Archive for February 2011


Now This Is Cool

February 13th, 2011 — 9:25pm

Khan Academy is an organization that freely distributes instructional videos on all kinds of topics from algebra to organic chemistry. It’s kinda similar to my old company Flat World Knowledge in that it’s goal is to make access to educational materials free to anyone who wants them, only it focuses on video rather than textbooks and actually operates as a non-profit.

Well in an effort to make these videos more easily available to people and cut some of their bandwidth costs, Khan Academy has teamed up with BitTorrent to distribute over 2,000 videos they’ve produced. Click that link to read more from the great blog Hack Education.

This is an awesome idea on a number of levels and I’m glad to see more examples of how the BitTorrent technology, which is constantly vilified as solely a method for illegal file sharing, can be used for legitimate purposes.

Comments Off | School/Work, Startup

Updating the last post

February 8th, 2011 — 5:44pm

The good news: Mom is much better now.

The bad news: (not shockingly) I found absolutely no way of predicting fumbles with any measure of success. The most interesting thing to me was that having a higher percentage of running plays was actually slightly negatively correlated with the average number of tackles it took before a team fumbled.

The other news: Didn’t do anything on Elo because it’s going to be an incredibly time-intensive process until I get a little better at python (which I “know” now!) and can script it all.

Comments Off | Sports Stats

Time For Some Stress Relief

February 3rd, 2011 — 8:08pm

I’ve had a pretty stressful couple days involving lots of hospital visits and phone calls, so I need something to take my mind off everything. As usual, that means it’s time to play with sports statistics.
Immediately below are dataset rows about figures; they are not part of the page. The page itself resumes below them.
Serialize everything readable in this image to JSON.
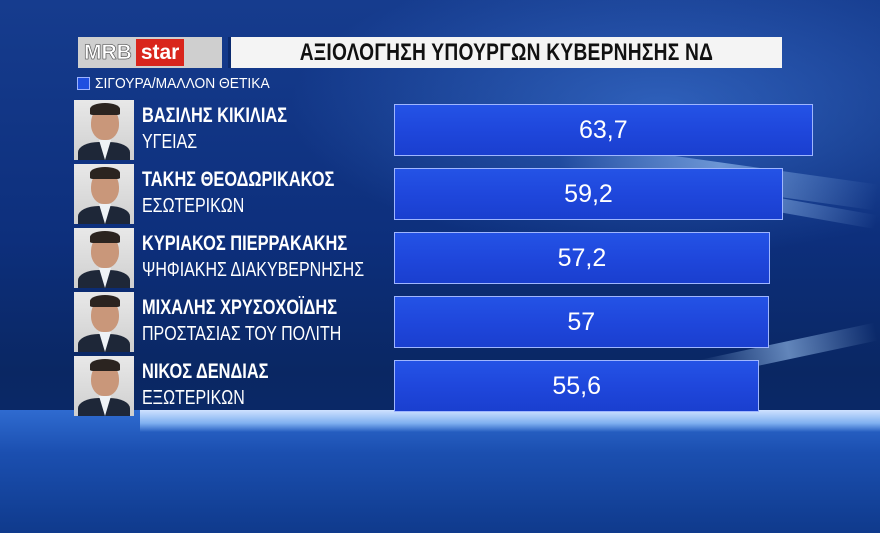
{
  "header": {
    "logo_mrb": "MRB",
    "logo_star": "star",
    "title": "ΑΞΙΟΛΟΓΗΣΗ ΥΠΟΥΡΓΩΝ ΚΥΒΕΡΝΗΣΗΣ ΝΔ"
  },
  "chart_data": {
    "type": "bar",
    "orientation": "horizontal",
    "title": "ΑΞΙΟΛΟΓΗΣΗ ΥΠΟΥΡΓΩΝ ΚΥΒΕΡΝΗΣΗΣ ΝΔ",
    "legend": [
      "ΣΙΓΟΥΡΑ/ΜΑΛΛΟΝ ΘΕΤΙΚΑ"
    ],
    "legend_placement": "top-left",
    "grid": false,
    "xlim": [
      0,
      70
    ],
    "series_color": "#1f4fe0",
    "categories": [
      {
        "name": "ΒΑΣΙΛΗΣ ΚΙΚΙΛΙΑΣ",
        "role": "ΥΓΕΙΑΣ"
      },
      {
        "name": "ΤΑΚΗΣ ΘΕΟΔΩΡΙΚΑΚΟΣ",
        "role": "ΕΣΩΤΕΡΙΚΩΝ"
      },
      {
        "name": "ΚΥΡΙΑΚΟΣ ΠΙΕΡΡΑΚΑΚΗΣ",
        "role": "ΨΗΦΙΑΚΗΣ ΔΙΑΚΥΒΕΡΝΗΣΗΣ"
      },
      {
        "name": "ΜΙΧΑΛΗΣ ΧΡΥΣΟΧΟΪΔΗΣ",
        "role": "ΠΡΟΣΤΑΣΙΑΣ ΤΟΥ ΠΟΛΙΤΗ"
      },
      {
        "name": "ΝΙΚΟΣ ΔΕΝΔΙΑΣ",
        "role": "ΕΞΩΤΕΡΙΚΩΝ"
      }
    ],
    "values": [
      63.7,
      59.2,
      57.2,
      57,
      55.6
    ],
    "value_labels": [
      "63,7",
      "59,2",
      "57,2",
      "57",
      "55,6"
    ]
  }
}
Two leading candidates right now:

1) Fumbles in football

How easy is it to predict who will fumble a lot? How random is the distribution of which team recovers the fumble? Under what scenarios are fumbles more likely to be recovered by the offense/defense? etc

2) MLS Elo as a predictive tool

This is the MLS Elo rating system I created. I’ve been talking with a student in Paris though (gotta love the Internet) and I think we may have made a couple improvements to it. I’m going to test these improvements against another piece of data I found recently, which is the gambling odds of every regular season MLS game from 1999 to 2009. Can Elo beat the bookies? We’ll know soon but, spoiler alert, without any adjustments it put up a 15% ROI over a season in the French league.